These pictures are adorable! Susie sure does look so sweet and I was shocked when I realized she is 15. She looks like a puppy and also looks like the sweetest big sister to baby Gracie. Gracie is perfect in every way. What a lovely puppy! You must be enjoying every moment of every day with these sweeties !!! ^_^


----------



## susie and sadie (Jun 22, 2005)

Snowbody said:


> Allison - I love the pictures of the girls. Especially where it looks like Gracie is looking up to her big sister...for advice? :innocent: Or maybe to forgive her for pulling her tail. :HistericalSmiley: They're both beautiful and those sweet potatoes must be doing wonders. She looks like a 4 year old!

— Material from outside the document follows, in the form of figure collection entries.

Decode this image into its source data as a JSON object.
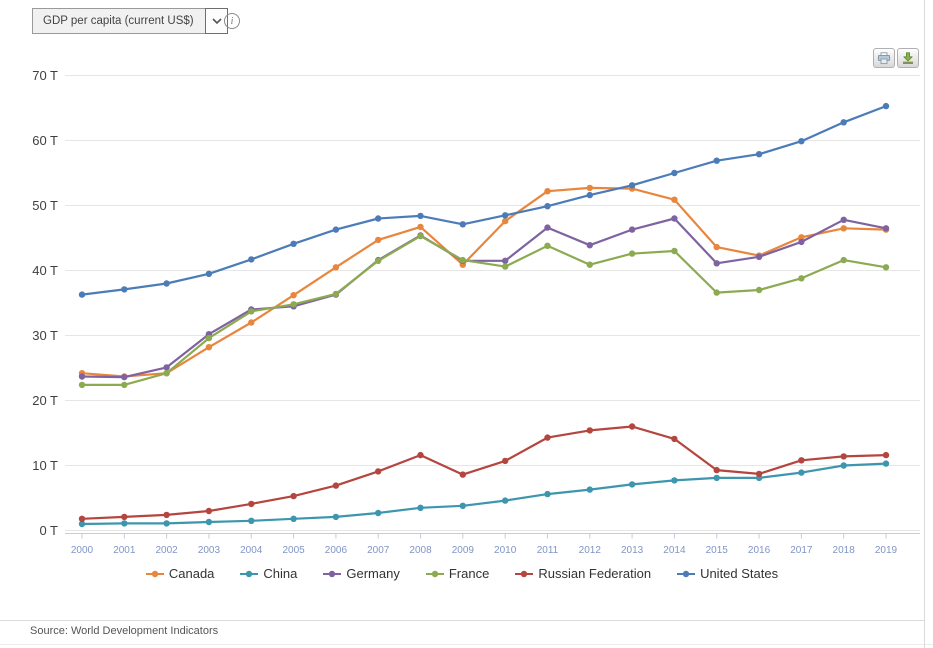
{
  "header": {
    "indicator_value": "GDP per capita (current US$)"
  },
  "toolbar": {
    "print_icon": "print-icon",
    "download_icon": "download-icon"
  },
  "chart_data": {
    "type": "line",
    "title": "",
    "x": [
      2000,
      2001,
      2002,
      2003,
      2004,
      2005,
      2006,
      2007,
      2008,
      2009,
      2010,
      2011,
      2012,
      2013,
      2014,
      2015,
      2016,
      2017,
      2018,
      2019
    ],
    "unit_suffix": " T",
    "ylim": [
      0,
      70
    ],
    "ytick_step": 10,
    "grid": true,
    "legend_position": "bottom",
    "colors": {
      "grid": "#e6e6e6",
      "axis_line": "#cccccc",
      "tick_mark": "#c3cbdd",
      "x_tick_label": "#8095c5",
      "y_tick_label": "#3f3f3f"
    },
    "series": [
      {
        "name": "Canada",
        "color": "#e8863d",
        "values": [
          24.2,
          23.7,
          24.2,
          28.2,
          32.0,
          36.2,
          40.5,
          44.7,
          46.7,
          40.9,
          47.6,
          52.2,
          52.7,
          52.6,
          50.9,
          43.6,
          42.3,
          45.1,
          46.5,
          46.3
        ]
      },
      {
        "name": "China",
        "color": "#3d96ae",
        "values": [
          1.0,
          1.1,
          1.1,
          1.3,
          1.5,
          1.8,
          2.1,
          2.7,
          3.5,
          3.8,
          4.6,
          5.6,
          6.3,
          7.1,
          7.7,
          8.1,
          8.1,
          8.9,
          10.0,
          10.3
        ]
      },
      {
        "name": "Germany",
        "color": "#7f63a1",
        "values": [
          23.7,
          23.6,
          25.1,
          30.2,
          34.0,
          34.5,
          36.3,
          41.6,
          45.4,
          41.5,
          41.5,
          46.6,
          43.9,
          46.3,
          48.0,
          41.1,
          42.1,
          44.4,
          47.8,
          46.5
        ]
      },
      {
        "name": "France",
        "color": "#8cab50",
        "values": [
          22.4,
          22.4,
          24.2,
          29.6,
          33.7,
          34.8,
          36.4,
          41.5,
          45.3,
          41.6,
          40.6,
          43.8,
          40.9,
          42.6,
          43.0,
          36.6,
          37.0,
          38.8,
          41.6,
          40.5
        ]
      },
      {
        "name": "Russian Federation",
        "color": "#b5453f",
        "values": [
          1.8,
          2.1,
          2.4,
          3.0,
          4.1,
          5.3,
          6.9,
          9.1,
          11.6,
          8.6,
          10.7,
          14.3,
          15.4,
          16.0,
          14.1,
          9.3,
          8.7,
          10.8,
          11.4,
          11.6
        ]
      },
      {
        "name": "United States",
        "color": "#4c7cb8",
        "values": [
          36.3,
          37.1,
          38.0,
          39.5,
          41.7,
          44.1,
          46.3,
          48.0,
          48.4,
          47.1,
          48.5,
          49.9,
          51.6,
          53.1,
          55.0,
          56.9,
          57.9,
          59.9,
          62.8,
          65.3
        ]
      }
    ]
  },
  "footer": {
    "source": "Source: World Development Indicators"
  }
}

Thank you! Gracie's probably looking up to her for a bit of both...lol. I also noticed in the first picture she's sticking her tongue out at Susie -- typical little sister! :smtease: And oh yes, Susie loves her sweet potatoes...even if they're less than kind to a white face! 



PrinceMickey said:


> Aww. They are both so adorable!!


Thanks so much! 



MalteseObsessed said:


> These pictures are adorable! Susie sure does look so sweet and I was shocked when I realized she is 15. She looks like a puppy and also looks like the sweetest big sister to baby Gracie. Gracie is perfect in every way. What a lovely puppy! You must be enjoying every moment of every day with these sweeties !!! ^_^


Thank you! Susie is certainly taking Gracie's antics and pestering with a surprising amount of patience. I think she learned from Sadie that they eventually grow out of it. At least that's what I've promised her! :innocent: But I couldn't be happier with my girls. They're such a joy. :wub:


----------



## donnad (Aug 22, 2006)

Both of your girls are so beautiful!!!


----------



## Nicolepoppy (Dec 22, 2014)

Gorgeous babies! Susie looks so well for a 15 year old dog what's her secret lol


----------